Dizer-se que tinha uma identidade própria era suspeito, se em outras plagas o cair das folhas representava a estação meio, ali, no centro de chão asfáltico, aquilo não se presenciava...
Restavam reminiscências trazidas sempre que a estação se prenunciava. Será que nos íntimos das mentes dos transeuntes que circulavam tais cogitações dessas ordens davam vazão? Não se saberia, universos ambulantes em suas confidências, o certo é que ali, no recinto dos devaneios ociosos, tais inquietações do espírito faziam-se ouvir, sentir.
Da janela, avistando gentes que trafegavam apressadas em suas rotinas, o olhar debruçava-se além, como se buscasse, motivado por sensações trazidas, a outros momentos difusos, em retalhos, situações já vividas. Nas gavetas do arquivo íntimo, revisitadas nas oportunidades emotivas, trazidas em lembranças a povoar um mosaico complexo e de nuances, ora lúcidas, por vezes distantes e confusas. O certo é que as sensações visitavam-no, palpáveis, embora indistintas, saborosas como o aroma de frutas típicas, próprias à cada época.

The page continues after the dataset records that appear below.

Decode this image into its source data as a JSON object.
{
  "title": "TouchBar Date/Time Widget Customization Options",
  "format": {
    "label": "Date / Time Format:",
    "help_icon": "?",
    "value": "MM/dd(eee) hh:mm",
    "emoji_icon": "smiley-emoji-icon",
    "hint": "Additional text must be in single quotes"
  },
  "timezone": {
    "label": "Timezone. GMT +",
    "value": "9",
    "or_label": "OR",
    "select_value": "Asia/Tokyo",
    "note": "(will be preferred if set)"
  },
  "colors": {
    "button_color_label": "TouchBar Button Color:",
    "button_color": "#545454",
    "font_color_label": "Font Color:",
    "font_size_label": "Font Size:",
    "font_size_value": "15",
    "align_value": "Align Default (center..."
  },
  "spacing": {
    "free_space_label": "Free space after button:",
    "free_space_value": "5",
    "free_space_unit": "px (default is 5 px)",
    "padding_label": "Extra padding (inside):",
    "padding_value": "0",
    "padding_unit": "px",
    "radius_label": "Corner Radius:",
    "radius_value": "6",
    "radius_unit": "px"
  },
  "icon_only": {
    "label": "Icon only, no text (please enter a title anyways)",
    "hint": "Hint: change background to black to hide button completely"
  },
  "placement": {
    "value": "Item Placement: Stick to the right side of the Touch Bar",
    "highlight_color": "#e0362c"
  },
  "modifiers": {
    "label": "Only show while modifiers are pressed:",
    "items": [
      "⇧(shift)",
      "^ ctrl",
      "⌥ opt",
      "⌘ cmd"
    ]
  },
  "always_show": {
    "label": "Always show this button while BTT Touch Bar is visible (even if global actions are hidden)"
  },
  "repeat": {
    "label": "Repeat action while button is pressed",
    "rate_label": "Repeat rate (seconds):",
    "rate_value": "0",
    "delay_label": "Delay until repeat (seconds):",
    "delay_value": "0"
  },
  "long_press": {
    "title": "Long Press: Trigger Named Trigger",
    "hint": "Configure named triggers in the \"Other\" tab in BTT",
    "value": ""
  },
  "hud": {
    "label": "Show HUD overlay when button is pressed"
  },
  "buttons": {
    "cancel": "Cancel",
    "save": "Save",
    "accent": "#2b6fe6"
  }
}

E a realidade presente se distanciava para momentos anteriores, quase que sem domínio próprio... Tratava-se, imperceptíveis aos alheios, uma luta íntensa, íntima, para se firmar âncoras e evitar levitações e ausências, impróprias para o cumprimento das lidas cotidianas, sinalizadas no calendário na inexorabilidade dos ponteiros do relógio e no sinalar da agenda sobre a mesa. Em que sítios visitava sua mente tresloucada? Não saberia ao certo, apenas aos supetões de instantâneas lembranças não lineares, como uma narrativa surreal, mas cheia de aromas e sabores, o que a tornava cristalina e quase materializada, embora tudo não fosse uma viagem interior, na ausência de si mesmo, ausente aos fatos e às rotinas...
Incômodas viagens inusitadas trazidas por aqueles dias indefinidos entre duas estações marcantes. Seria a dubiedade, o hibrido, entre duas situações opostas? Tudo eram cogitações, tão arraigadas e idiossincráticas, que temia partilhá-la com outros, visto sequer saber que enfoque dar ao assunto, tão etéreo, sensível e pessoal...
Ensimesmado, andava nas calçadas como quem mede os próprios passos e ouve a cadência dos sons no atrito dos sapatos sobre o chão, um Ser devaneia em meio à multidão atarefada, assoberbada em si mesma... A tal solidão coletiva, partilhada como membro de uma manada a cumprir o ritual do trajeto comum, ilhados em si mesmos e distantes nas suas intimidades.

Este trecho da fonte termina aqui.